Jusqu’à présent, le président Trump ne voit la politique extérieure que comme un moyen d’action sur la politique interne. Cette attitude provoque tous les effets mentionnés plus haut et explique l’unilatéralisme: l’intérêt national avant tout, couplé avec des démonstrations de force. On demande l’aide de ses alliés quand ils s’avèrent utiles – comme les frappes sur l’armée syrienne qui ont nécessité les soutiens français et anglais – mais on les agresse lorsqu’ils gênent.

La tradition américaine

Malgré ces fortes tensions, les Etats-Unis restent habitués à l’unilatéralisme. Des présidents comme Bush senior, Clinton et Obama l’ont pratiqué. Une panoplie d’instruments extraterritoriaux permettent depuis longtemps de déployer à l’étranger les intérêts de Washington et de faire plier les réticents. En effet, l’unilatéralisme américain s’exprime par l’extraterritorialité de son droit qui peut s’appliquer partout. Toute personne qui utilise le dollar comme monnaie d’échange peut être poursuivi aux Etats-Unis, toute entreprise qui compte parmi ses employés des Américains ou encore toute personne qui utilise des logiciels ou des composants américains. Ces instruments allouent au gouvernement de Washington de grands pouvoirs qui peuvent toucher beaucoup de monde.

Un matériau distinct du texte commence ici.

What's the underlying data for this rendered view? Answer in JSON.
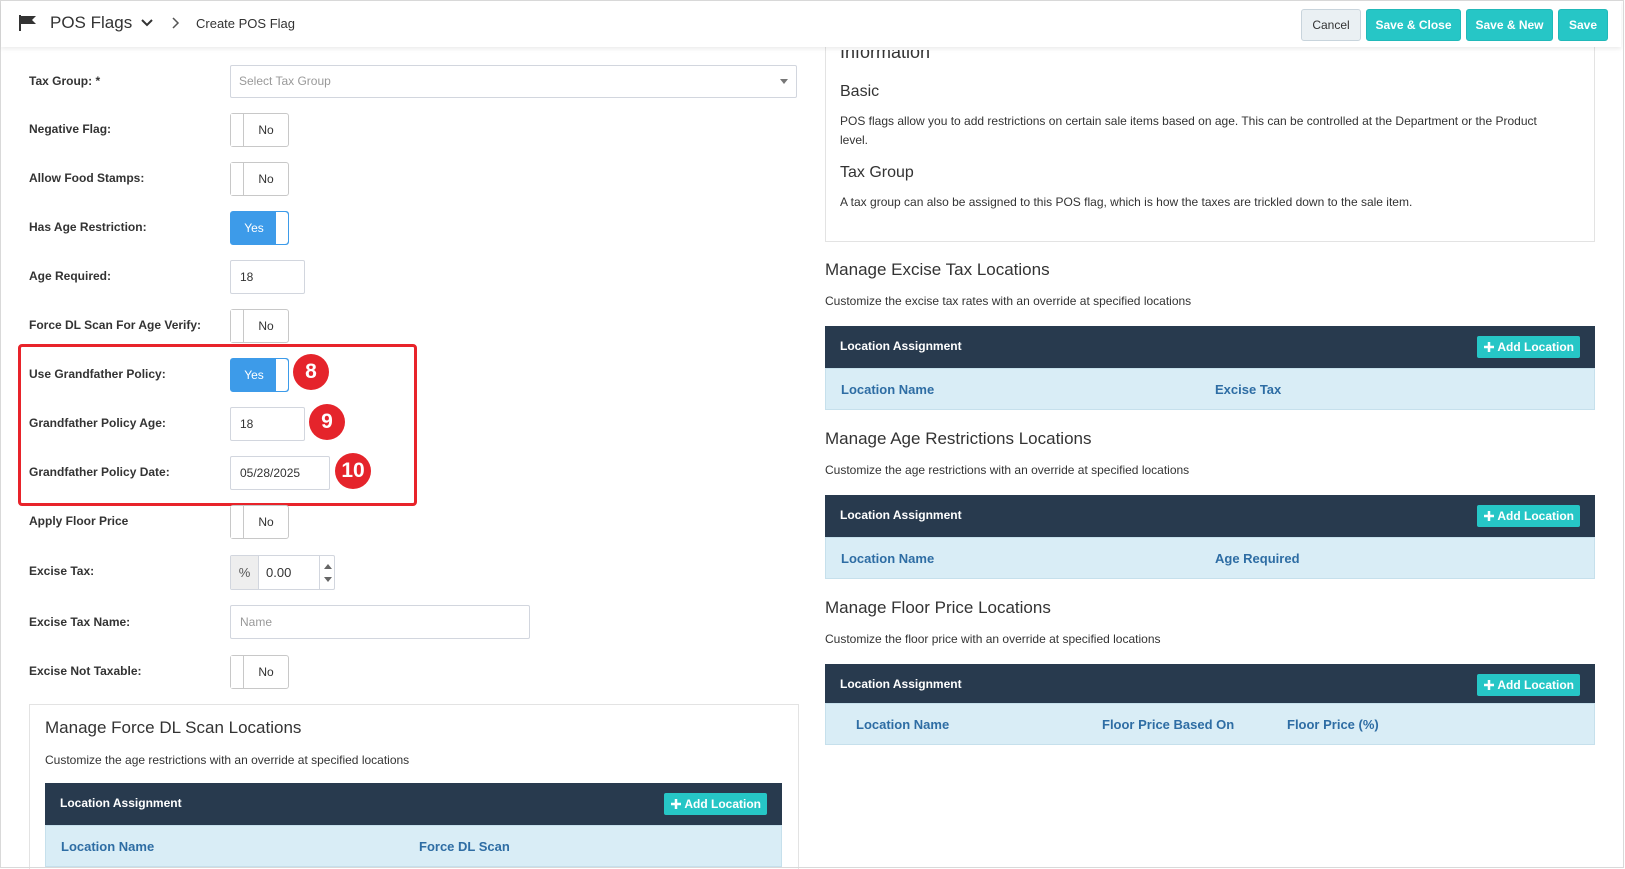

De plus, il existe une convergence entre la justice et les services secrets ainsi que les services de sécurité qui permet, en cas de besoin, une déstabilisation ciblée. La coercition forte se concrétise par des amendes impressionnantes. Dès lors, comment ne pas voir ce système comme un racket organisé? Si les Etats-Unis usent depuis longtemps de ces méthodes, c’est bien parce qu’ils peuvent se le permettre; leurs assises économique et militaire constituent une véritable menace pour tous les Etats de la planète.

Face à cette attitude terrible d’injustice d’un pays, ô combien assez critiqué pour son statut paradoxal de chantre de la démocratie et d’Etat unilatéraliste, la seule réponse doit être la coopération des autres nations. Pourtant, cela ne suffira pas à donner une réponse forte en faveur du multilatéralisme. Les Européens ont donné, à leur habitude, la réponse du droit. Mais le droit sans puissance reste lettre morte. Si l’Union européenne compte tirer son épingle du jeu, il lui faudra réapprendre à s’imaginer et à se constituer en puissance face au retour de l’unilatéralisme et de l’hégémonie brute.